If \( A = \begin{bmatrix} a & b & 7 \\ c & 8 & 3 \\ d & e & f \end{bmatrix} \) is a matrix such that the sum of all three elements along any row, column, or diagonal are equal to each other, then the value of the determinant of \( A \) is?

Hint:

When working with matrices where row, column, or diagonal sums are equal, check if the matrix can be transformed into a square matrix or use determinant properties specific to such structured matrices.

Answer 1

Since the sum of the elements along any row, column, or diagonal is equal, this is a magic square. Let the magic constant be \( S \). The sum of all elements in the matrix is \( a + b + 7 + c + 8 + 3 + d + e + f \). Since each row sums to \( S \), the sum of all elements is also \( 3S \). The sum of integers from 1 to 9 is \( \frac{9(10)}{2} = 45 \). Thus, \( 3S = 45 \), which implies \( S = 15 \).
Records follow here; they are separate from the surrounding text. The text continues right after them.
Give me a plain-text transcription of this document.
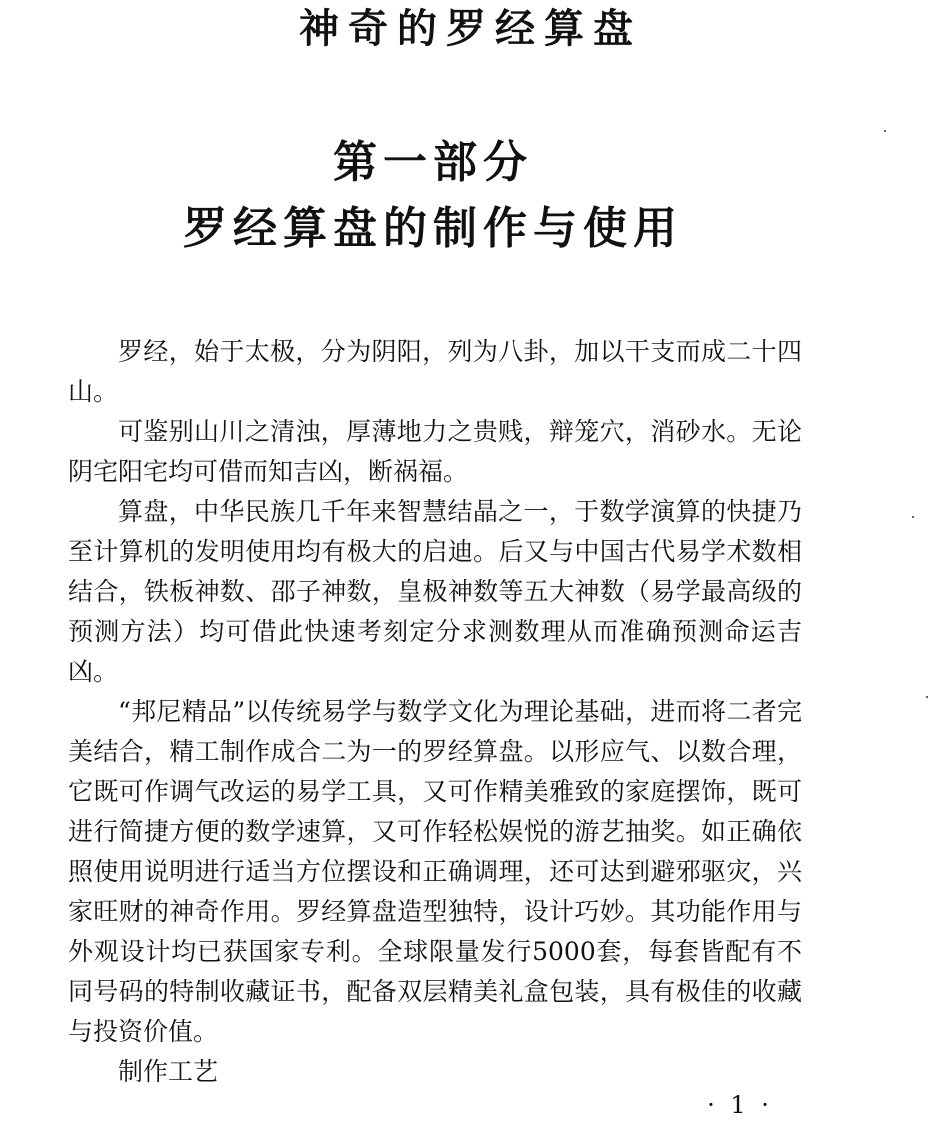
神奇的罗经算盘
第一部分
罗经算盘的制作与使用

罗经，始于太极，分为阴阳，列为八卦，加以干支而成二十四山。

可鉴别山川之清浊，厚薄地力之贵贱，辩笼穴，消砂水。无论阴宅阳宅均可借而知吉凶，断祸福。

算盘，中华民族几千年来智慧结晶之一，于数学演算的快捷乃至计算机的发明使用均有极大的启迪。后又与中国古代易学术数相结合，铁板神数、邵子神数，皇极神数等五大神数（易学最高级的预测方法）均可借此快速考刻定分求测数理从而准确预测命运吉凶。

“邦尼精品”以传统易学与数学文化为理论基础，进而将二者完美结合，精工制作成合二为一的罗经算盘。以形应气、以数合理，它既可作调气改运的易学工具，又可作精美雅致的家庭摆饰，既可进行简捷方便的数学速算，又可作轻松娱悦的游艺抽奖。如正确依照使用说明进行适当方位摆设和正确调理，还可达到避邪驱灾，兴家旺财的神奇作用。罗经算盘造型独特，设计巧妙。其功能作用与外观设计均已获国家专利。全球限量发行5000套，每套皆配有不同号码的特制收藏证书，配备双层精美礼盒包装，具有极佳的收藏与投资价值。

制作工艺

· 1 ·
Now, we can find the missing elements:

• Row 2: \( c + 8 + 3 = 15 \implies c = 4 \)
• Column 3: \( 7 + 3 + f = 15 \implies f = 5 \)
• Diagonal 1: \( a + 8 + 5 = 15 \implies a = 2 \)
• Row 1: \( 2 + b + 7 = 15 \implies b = 6 \)
• Column 2: \( 6 + 8 + e = 15 \implies e = 1 \)
• Row 3: \( d + 1 + 5 = 15 \implies d = 9 \)

Therefore, the matrix \( A \) is: $$ A = \begin{bmatrix} 2 & 6 & 7 \\ 4 & 8 & 3 \\ 9 & 1 & 5 \end{bmatrix} $$ Now, we calculate the determinant of \( A \): \[ \det(A) = 2(8 \cdot 5 - 3 \cdot 1) - 6(4 \cdot 5 - 3 \cdot 9) + 7(4 \cdot 1 - 8 \cdot 9) \] \[ = 2(40 - 3) - 6(20 - 27) + 7(4 - 72) \] \[ = 2(37) - 6(-7) + 7(-68) \] \[ = 74 + 42 - 476 \] \[ = 116 - 476 \] \[ = -360 \] Answer: The determinant of \( A \) is \( -360 \).